Il ritorno di Ulisse a Itaca
Quanto è stato lontano Ulisse? Vent’anni di assenza, tra guerra e viaggi, separarono l’eroe dalla sua amata Itaca. Partito per combattere a Troia, non fece ritorno che dopo dieci lunghi anni di battaglie, seguiti da altri dieci trascorsi tra tempeste, mostri e incantesimi. Fu solo il 25 ottobre del 1207 a.C., secondo alcune tradizioni, che la sua avventura marina giunse al termine.
Con l’aiuto del re Alcìnoo, sovrano dei Feaci, Ulisse fu imbarcato su una nave che in un solo viaggio lo riportò a casa. I compagni fenici lo deposero, ancora addormentato, sulla spiaggia di Itaca, ignaro del luogo in cui era approdato. La terra che aveva lasciato giovane e forte lo accolse ormai uomo provato, ma intatto nello spirito.Questo ritorno non fu solo un evento geografico, ma un vero e proprio ritorno a sé stesso. Dopo aver affrontato Polifemo, Circè, le Sirene e il regno dei Morti, l’ultimo ostacolo era la sua stessa casa, ormai invasa dai Proci che pretendevano Penelope come moglie. L’astuzia, la pazienza e l’amore per la famiglia sarebbero state le armi del suo riscatto.

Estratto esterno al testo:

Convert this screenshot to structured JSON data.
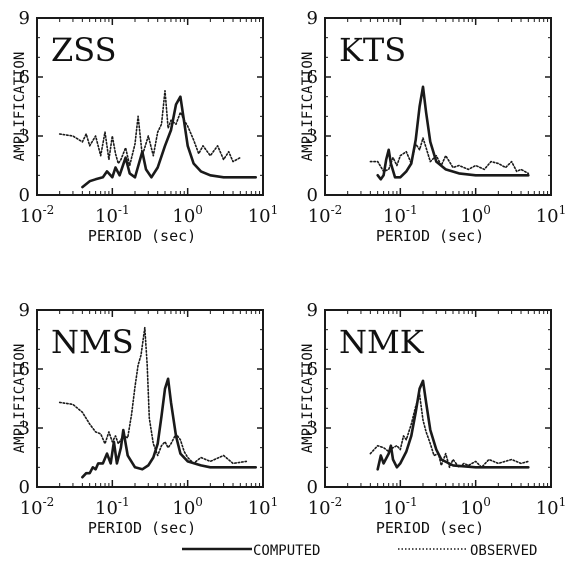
{
  "legend": {
    "computed_label": "COMPUTED",
    "observed_label": "OBSERVED",
    "position": "bottom-right"
  },
  "colors": {
    "ink": "#1a1a1a",
    "background": "#ffffff"
  },
  "chart_data": [
    {
      "type": "line",
      "title": "ZSS",
      "xlabel": "PERIOD (sec)",
      "ylabel": "AMPLIFICATION",
      "xscale": "log",
      "xlim": [
        0.01,
        10
      ],
      "ylim": [
        0,
        9
      ],
      "yticks": [
        0,
        3,
        6,
        9
      ],
      "xticks": [
        0.01,
        0.1,
        1,
        10
      ],
      "series": [
        {
          "name": "COMPUTED",
          "style": "solid",
          "points": [
            [
              0.04,
              0.4
            ],
            [
              0.05,
              0.7
            ],
            [
              0.06,
              0.8
            ],
            [
              0.075,
              0.9
            ],
            [
              0.085,
              1.2
            ],
            [
              0.1,
              0.9
            ],
            [
              0.11,
              1.4
            ],
            [
              0.125,
              1.0
            ],
            [
              0.15,
              1.9
            ],
            [
              0.17,
              1.1
            ],
            [
              0.2,
              0.9
            ],
            [
              0.25,
              2.2
            ],
            [
              0.28,
              1.3
            ],
            [
              0.33,
              0.9
            ],
            [
              0.4,
              1.4
            ],
            [
              0.5,
              2.5
            ],
            [
              0.6,
              3.3
            ],
            [
              0.7,
              4.6
            ],
            [
              0.8,
              5.0
            ],
            [
              0.9,
              3.7
            ],
            [
              1.0,
              2.5
            ],
            [
              1.2,
              1.6
            ],
            [
              1.5,
              1.2
            ],
            [
              2,
              1.0
            ],
            [
              3,
              0.9
            ],
            [
              5,
              0.9
            ],
            [
              8,
              0.9
            ]
          ]
        },
        {
          "name": "OBSERVED",
          "style": "dotted",
          "points": [
            [
              0.02,
              3.1
            ],
            [
              0.03,
              3.0
            ],
            [
              0.04,
              2.7
            ],
            [
              0.045,
              3.1
            ],
            [
              0.05,
              2.5
            ],
            [
              0.06,
              3.0
            ],
            [
              0.07,
              2.0
            ],
            [
              0.08,
              3.2
            ],
            [
              0.09,
              1.8
            ],
            [
              0.1,
              3.0
            ],
            [
              0.11,
              2.1
            ],
            [
              0.12,
              1.6
            ],
            [
              0.13,
              1.8
            ],
            [
              0.15,
              2.4
            ],
            [
              0.17,
              1.5
            ],
            [
              0.2,
              2.6
            ],
            [
              0.22,
              4.0
            ],
            [
              0.25,
              2.0
            ],
            [
              0.3,
              3.0
            ],
            [
              0.35,
              2.0
            ],
            [
              0.4,
              3.2
            ],
            [
              0.45,
              3.6
            ],
            [
              0.5,
              5.3
            ],
            [
              0.55,
              3.4
            ],
            [
              0.6,
              3.8
            ],
            [
              0.7,
              3.6
            ],
            [
              0.8,
              4.2
            ],
            [
              0.9,
              3.8
            ],
            [
              1.0,
              3.5
            ],
            [
              1.2,
              2.8
            ],
            [
              1.4,
              2.1
            ],
            [
              1.6,
              2.5
            ],
            [
              2,
              2.0
            ],
            [
              2.5,
              2.5
            ],
            [
              3,
              1.8
            ],
            [
              3.5,
              2.2
            ],
            [
              4,
              1.7
            ],
            [
              5,
              1.9
            ]
          ]
        }
      ]
    },
    {
      "type": "line",
      "title": "KTS",
      "xlabel": "PERIOD (sec)",
      "ylabel": "AMPLIFICATION",
      "xscale": "log",
      "xlim": [
        0.01,
        10
      ],
      "ylim": [
        0,
        9
      ],
      "yticks": [
        0,
        3,
        6,
        9
      ],
      "xticks": [
        0.01,
        0.1,
        1,
        10
      ],
      "series": [
        {
          "name": "COMPUTED",
          "style": "solid",
          "points": [
            [
              0.05,
              1.0
            ],
            [
              0.055,
              0.8
            ],
            [
              0.06,
              1.0
            ],
            [
              0.065,
              1.8
            ],
            [
              0.07,
              2.3
            ],
            [
              0.075,
              1.6
            ],
            [
              0.085,
              0.9
            ],
            [
              0.1,
              0.9
            ],
            [
              0.12,
              1.2
            ],
            [
              0.14,
              1.6
            ],
            [
              0.16,
              2.8
            ],
            [
              0.18,
              4.5
            ],
            [
              0.2,
              5.5
            ],
            [
              0.22,
              4.2
            ],
            [
              0.25,
              2.7
            ],
            [
              0.3,
              1.7
            ],
            [
              0.4,
              1.3
            ],
            [
              0.6,
              1.1
            ],
            [
              1,
              1.0
            ],
            [
              2,
              1.0
            ],
            [
              4,
              1.0
            ],
            [
              5,
              1.0
            ]
          ]
        },
        {
          "name": "OBSERVED",
          "style": "dotted",
          "points": [
            [
              0.04,
              1.7
            ],
            [
              0.05,
              1.7
            ],
            [
              0.06,
              1.2
            ],
            [
              0.07,
              1.3
            ],
            [
              0.08,
              1.9
            ],
            [
              0.09,
              1.5
            ],
            [
              0.1,
              2.0
            ],
            [
              0.12,
              2.2
            ],
            [
              0.14,
              1.6
            ],
            [
              0.16,
              2.6
            ],
            [
              0.18,
              2.3
            ],
            [
              0.2,
              2.9
            ],
            [
              0.22,
              2.4
            ],
            [
              0.25,
              1.7
            ],
            [
              0.3,
              2.0
            ],
            [
              0.35,
              1.5
            ],
            [
              0.4,
              2.0
            ],
            [
              0.5,
              1.4
            ],
            [
              0.6,
              1.5
            ],
            [
              0.8,
              1.3
            ],
            [
              1.0,
              1.5
            ],
            [
              1.3,
              1.3
            ],
            [
              1.6,
              1.7
            ],
            [
              2,
              1.6
            ],
            [
              2.5,
              1.4
            ],
            [
              3,
              1.7
            ],
            [
              3.5,
              1.2
            ],
            [
              4,
              1.3
            ],
            [
              5,
              1.1
            ]
          ]
        }
      ]
    },
    {
      "type": "line",
      "title": "NMS",
      "xlabel": "PERIOD (sec)",
      "ylabel": "AMPLIFICATION",
      "xscale": "log",
      "xlim": [
        0.01,
        10
      ],
      "ylim": [
        0,
        9
      ],
      "yticks": [
        0,
        3,
        6,
        9
      ],
      "xticks": [
        0.01,
        0.1,
        1,
        10
      ],
      "series": [
        {
          "name": "COMPUTED",
          "style": "solid",
          "points": [
            [
              0.04,
              0.5
            ],
            [
              0.045,
              0.7
            ],
            [
              0.05,
              0.7
            ],
            [
              0.055,
              1.0
            ],
            [
              0.06,
              0.9
            ],
            [
              0.065,
              1.2
            ],
            [
              0.075,
              1.2
            ],
            [
              0.085,
              1.7
            ],
            [
              0.095,
              1.2
            ],
            [
              0.105,
              2.3
            ],
            [
              0.115,
              1.2
            ],
            [
              0.13,
              2.0
            ],
            [
              0.14,
              2.9
            ],
            [
              0.16,
              1.6
            ],
            [
              0.2,
              1.0
            ],
            [
              0.25,
              0.9
            ],
            [
              0.3,
              1.1
            ],
            [
              0.35,
              1.5
            ],
            [
              0.4,
              2.2
            ],
            [
              0.45,
              3.6
            ],
            [
              0.5,
              5.0
            ],
            [
              0.55,
              5.5
            ],
            [
              0.6,
              4.3
            ],
            [
              0.7,
              2.6
            ],
            [
              0.8,
              1.7
            ],
            [
              1,
              1.3
            ],
            [
              1.5,
              1.1
            ],
            [
              2,
              1.0
            ],
            [
              4,
              1.0
            ],
            [
              8,
              1.0
            ]
          ]
        },
        {
          "name": "OBSERVED",
          "style": "dotted",
          "points": [
            [
              0.02,
              4.3
            ],
            [
              0.03,
              4.2
            ],
            [
              0.04,
              3.8
            ],
            [
              0.05,
              3.2
            ],
            [
              0.06,
              2.8
            ],
            [
              0.07,
              2.7
            ],
            [
              0.08,
              2.2
            ],
            [
              0.09,
              2.8
            ],
            [
              0.1,
              2.3
            ],
            [
              0.11,
              2.6
            ],
            [
              0.12,
              2.2
            ],
            [
              0.14,
              2.6
            ],
            [
              0.16,
              2.5
            ],
            [
              0.18,
              3.7
            ],
            [
              0.2,
              5.1
            ],
            [
              0.22,
              6.2
            ],
            [
              0.24,
              6.7
            ],
            [
              0.27,
              8.1
            ],
            [
              0.29,
              6.2
            ],
            [
              0.31,
              3.5
            ],
            [
              0.35,
              2.2
            ],
            [
              0.4,
              1.6
            ],
            [
              0.45,
              2.1
            ],
            [
              0.5,
              2.3
            ],
            [
              0.55,
              2.0
            ],
            [
              0.6,
              2.2
            ],
            [
              0.7,
              2.7
            ],
            [
              0.8,
              2.4
            ],
            [
              0.9,
              1.8
            ],
            [
              1.0,
              1.5
            ],
            [
              1.2,
              1.2
            ],
            [
              1.5,
              1.5
            ],
            [
              2,
              1.3
            ],
            [
              3,
              1.6
            ],
            [
              4,
              1.2
            ],
            [
              6,
              1.3
            ]
          ]
        }
      ]
    },
    {
      "type": "line",
      "title": "NMK",
      "xlabel": "PERIOD (sec)",
      "ylabel": "AMPLIFICATION",
      "xscale": "log",
      "xlim": [
        0.01,
        10
      ],
      "ylim": [
        0,
        9
      ],
      "yticks": [
        0,
        3,
        6,
        9
      ],
      "xticks": [
        0.01,
        0.1,
        1,
        10
      ],
      "series": [
        {
          "name": "COMPUTED",
          "style": "solid",
          "points": [
            [
              0.05,
              0.9
            ],
            [
              0.055,
              1.6
            ],
            [
              0.06,
              1.2
            ],
            [
              0.07,
              1.7
            ],
            [
              0.075,
              2.1
            ],
            [
              0.08,
              1.4
            ],
            [
              0.09,
              1.0
            ],
            [
              0.1,
              1.2
            ],
            [
              0.12,
              1.8
            ],
            [
              0.14,
              2.6
            ],
            [
              0.16,
              3.8
            ],
            [
              0.18,
              5.0
            ],
            [
              0.2,
              5.4
            ],
            [
              0.22,
              4.3
            ],
            [
              0.25,
              2.9
            ],
            [
              0.3,
              1.9
            ],
            [
              0.35,
              1.4
            ],
            [
              0.5,
              1.1
            ],
            [
              1,
              1.0
            ],
            [
              2,
              1.0
            ],
            [
              5,
              1.0
            ]
          ]
        },
        {
          "name": "OBSERVED",
          "style": "dotted",
          "points": [
            [
              0.04,
              1.7
            ],
            [
              0.05,
              2.1
            ],
            [
              0.06,
              2.0
            ],
            [
              0.07,
              1.8
            ],
            [
              0.08,
              2.0
            ],
            [
              0.09,
              2.1
            ],
            [
              0.1,
              1.9
            ],
            [
              0.11,
              2.6
            ],
            [
              0.12,
              2.4
            ],
            [
              0.14,
              3.2
            ],
            [
              0.16,
              4.1
            ],
            [
              0.18,
              4.7
            ],
            [
              0.2,
              3.4
            ],
            [
              0.22,
              2.8
            ],
            [
              0.25,
              2.2
            ],
            [
              0.28,
              1.6
            ],
            [
              0.32,
              1.7
            ],
            [
              0.35,
              1.1
            ],
            [
              0.4,
              1.7
            ],
            [
              0.45,
              1.0
            ],
            [
              0.5,
              1.4
            ],
            [
              0.6,
              1.0
            ],
            [
              0.7,
              1.2
            ],
            [
              0.8,
              1.1
            ],
            [
              1,
              1.3
            ],
            [
              1.2,
              1.0
            ],
            [
              1.5,
              1.4
            ],
            [
              2,
              1.2
            ],
            [
              3,
              1.4
            ],
            [
              4,
              1.2
            ],
            [
              5,
              1.3
            ]
          ]
        }
      ]
    }
  ]
}
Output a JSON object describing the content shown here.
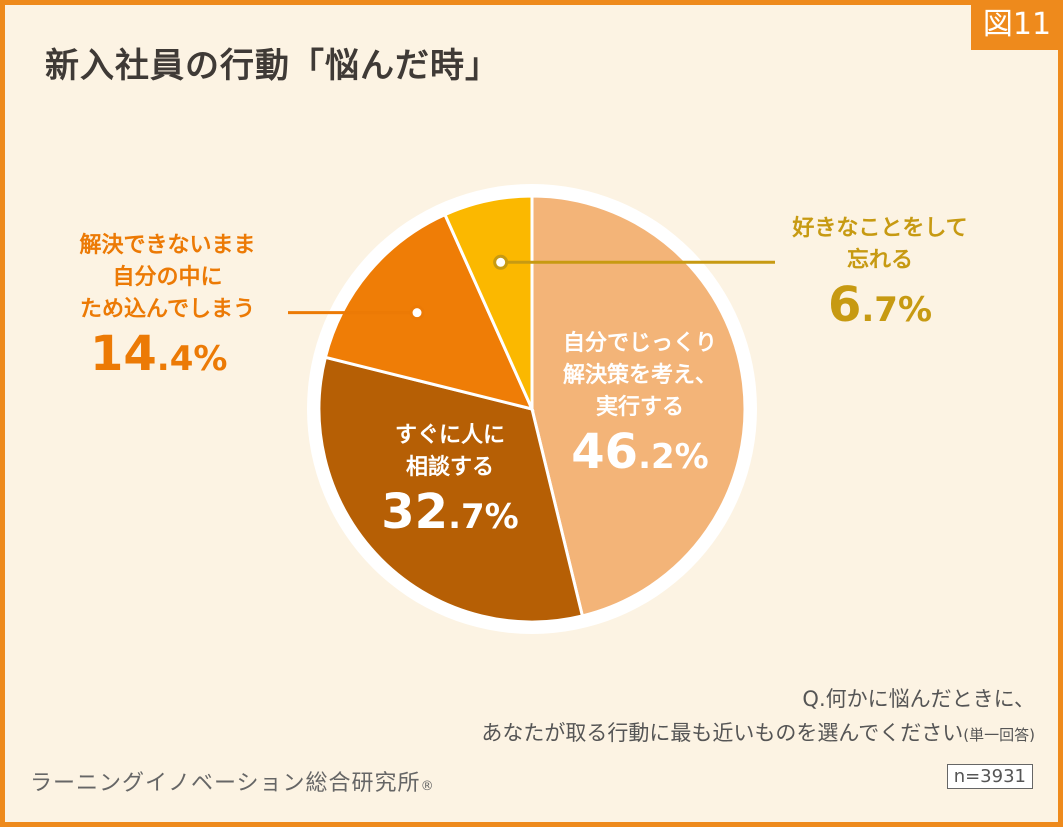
{
  "figure_label": "図11",
  "title": "新入社員の行動「悩んだ時」",
  "question": {
    "line1": "Q.何かに悩んだときに、",
    "line2": "あなたが取る行動に最も近いものを選んでください",
    "note": "(単一回答)"
  },
  "organization": "ラーニングイノベーション総合研究所",
  "registered_mark": "®",
  "sample": "n=3931",
  "colors": {
    "frame": "#ee8a1c",
    "background": "#fcf3e3",
    "slice_solve": "#f3b478",
    "slice_consult": "#b65f05",
    "slice_keep": "#ef7d06",
    "slice_forget": "#fbb800",
    "label_keep": "#ec7a05",
    "label_forget": "#c79a12"
  },
  "chart_data": {
    "type": "pie",
    "start": "12 o'clock",
    "direction": "clockwise",
    "slices": [
      {
        "label_lines": [
          "自分でじっくり",
          "解決策を考え、",
          "実行する"
        ],
        "value": 46.2,
        "pct_int": "46",
        "pct_rest": ".2%",
        "color": "#f3b478"
      },
      {
        "label_lines": [
          "すぐに人に",
          "相談する"
        ],
        "value": 32.7,
        "pct_int": "32",
        "pct_rest": ".7%",
        "color": "#b65f05"
      },
      {
        "label_lines": [
          "解決できないまま",
          "自分の中に",
          "ため込んでしまう"
        ],
        "value": 14.4,
        "pct_int": "14",
        "pct_rest": ".4%",
        "color": "#ef7d06"
      },
      {
        "label_lines": [
          "好きなことをして",
          "忘れる"
        ],
        "value": 6.7,
        "pct_int": "6",
        "pct_rest": ".7%",
        "color": "#fbb800"
      }
    ]
  }
}
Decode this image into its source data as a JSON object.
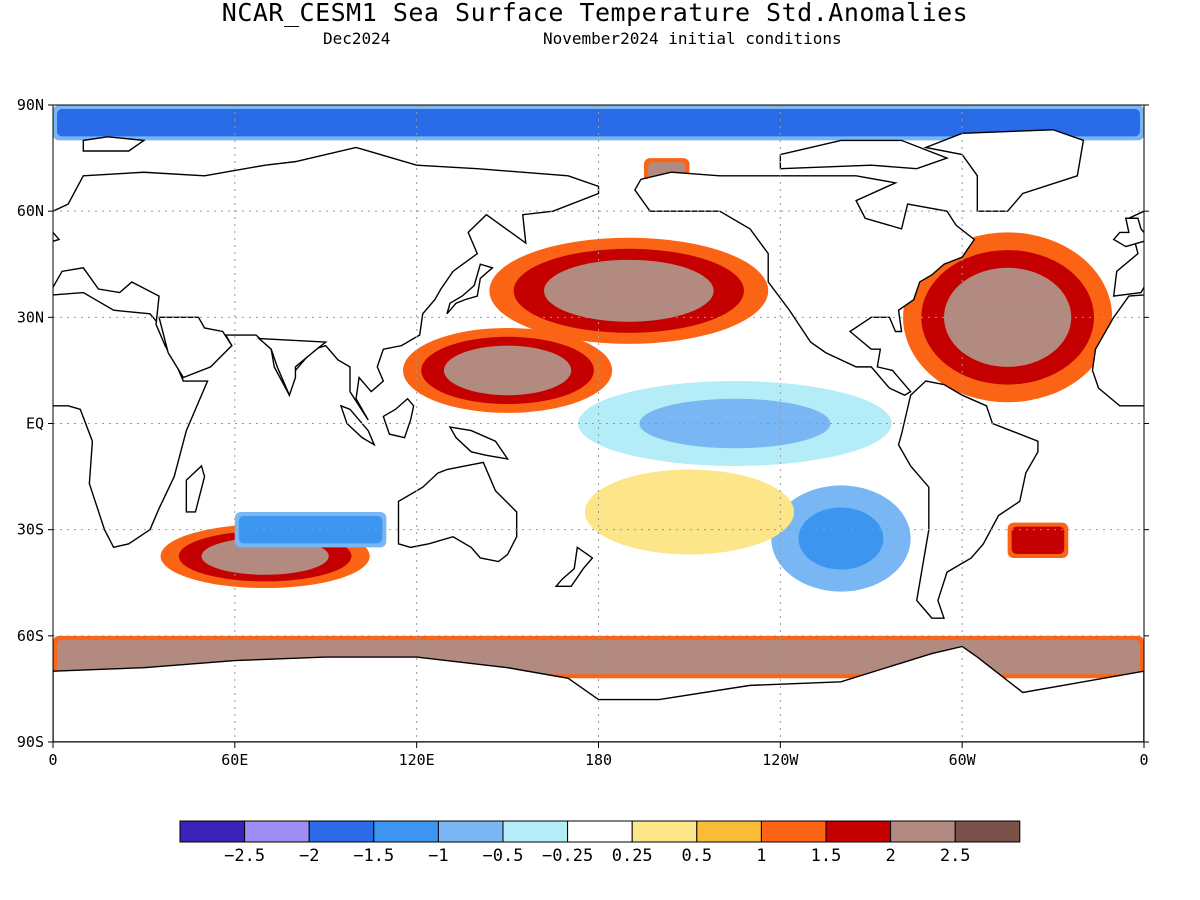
{
  "title": "NCAR_CESM1 Sea Surface Temperature Std.Anomalies",
  "subtitle_left": "Dec2024",
  "subtitle_right": "November2024 initial conditions",
  "axes": {
    "lat_ticks": [
      "90N",
      "60N",
      "30N",
      "EQ",
      "30S",
      "60S",
      "90S"
    ],
    "lon_ticks": [
      "0",
      "60E",
      "120E",
      "180",
      "120W",
      "60W",
      "0"
    ]
  },
  "colorbar": {
    "colors": [
      "#3b22b8",
      "#9f8cf5",
      "#2a6be8",
      "#3c96f0",
      "#78b6f4",
      "#b4edf8",
      "#ffffff",
      "#fde68a",
      "#fbbd35",
      "#fb6414",
      "#c40000",
      "#b38a80",
      "#7a5148"
    ],
    "labels": [
      "−2.5",
      "−2",
      "−1.5",
      "−1",
      "−0.5",
      "−0.25",
      "0.25",
      "0.5",
      "1",
      "1.5",
      "2",
      "2.5"
    ]
  },
  "chart_data": {
    "type": "heatmap",
    "title": "NCAR_CESM1 Sea Surface Temperature Std.Anomalies",
    "subtitle": "Dec2024 / November2024 initial conditions",
    "xlabel": "",
    "ylabel": "",
    "xlim": [
      0,
      360
    ],
    "ylim": [
      -90,
      90
    ],
    "grid": true,
    "legend": "colorbar-bottom",
    "levels": [
      -2.5,
      -2,
      -1.5,
      -1,
      -0.5,
      -0.25,
      0.25,
      0.5,
      1,
      1.5,
      2,
      2.5
    ],
    "regions": [
      {
        "lon": [
          150,
          230
        ],
        "lat": [
          25,
          50
        ],
        "value": 2.5
      },
      {
        "lon": [
          120,
          180
        ],
        "lat": [
          5,
          25
        ],
        "value": 2.5
      },
      {
        "lon": [
          180,
          270
        ],
        "lat": [
          -10,
          10
        ],
        "value": -0.5
      },
      {
        "lon": [
          285,
          345
        ],
        "lat": [
          10,
          50
        ],
        "value": 2.5
      },
      {
        "lon": [
          40,
          100
        ],
        "lat": [
          -45,
          -30
        ],
        "value": 2.5
      },
      {
        "lon": [
          0,
          360
        ],
        "lat": [
          -72,
          -60
        ],
        "value": 2.5
      },
      {
        "lon": [
          60,
          110
        ],
        "lat": [
          -35,
          -25
        ],
        "value": -1
      },
      {
        "lon": [
          240,
          280
        ],
        "lat": [
          -45,
          -20
        ],
        "value": -1
      },
      {
        "lon": [
          180,
          240
        ],
        "lat": [
          -35,
          -15
        ],
        "value": 0.5
      },
      {
        "lon": [
          195,
          210
        ],
        "lat": [
          68,
          75
        ],
        "value": 2.5
      },
      {
        "lon": [
          0,
          360
        ],
        "lat": [
          80,
          90
        ],
        "value": -1.5
      },
      {
        "lon": [
          315,
          335
        ],
        "lat": [
          -38,
          -28
        ],
        "value": 2
      }
    ]
  }
}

Ulisse, l’eroe dal “multiforme ingegno” cantato da Omero nell’Odissea, incarna il desiderio universale di tornare alle proprie radici dopo un lungo vagare. Il suo viaggio, fatto di errori, perdite e riscoperte, continua a parlarci ancora oggi, migliaia di anni dopo, perché in fondo ognuno di noi, almeno una volta, ha sognato di tornare a casa.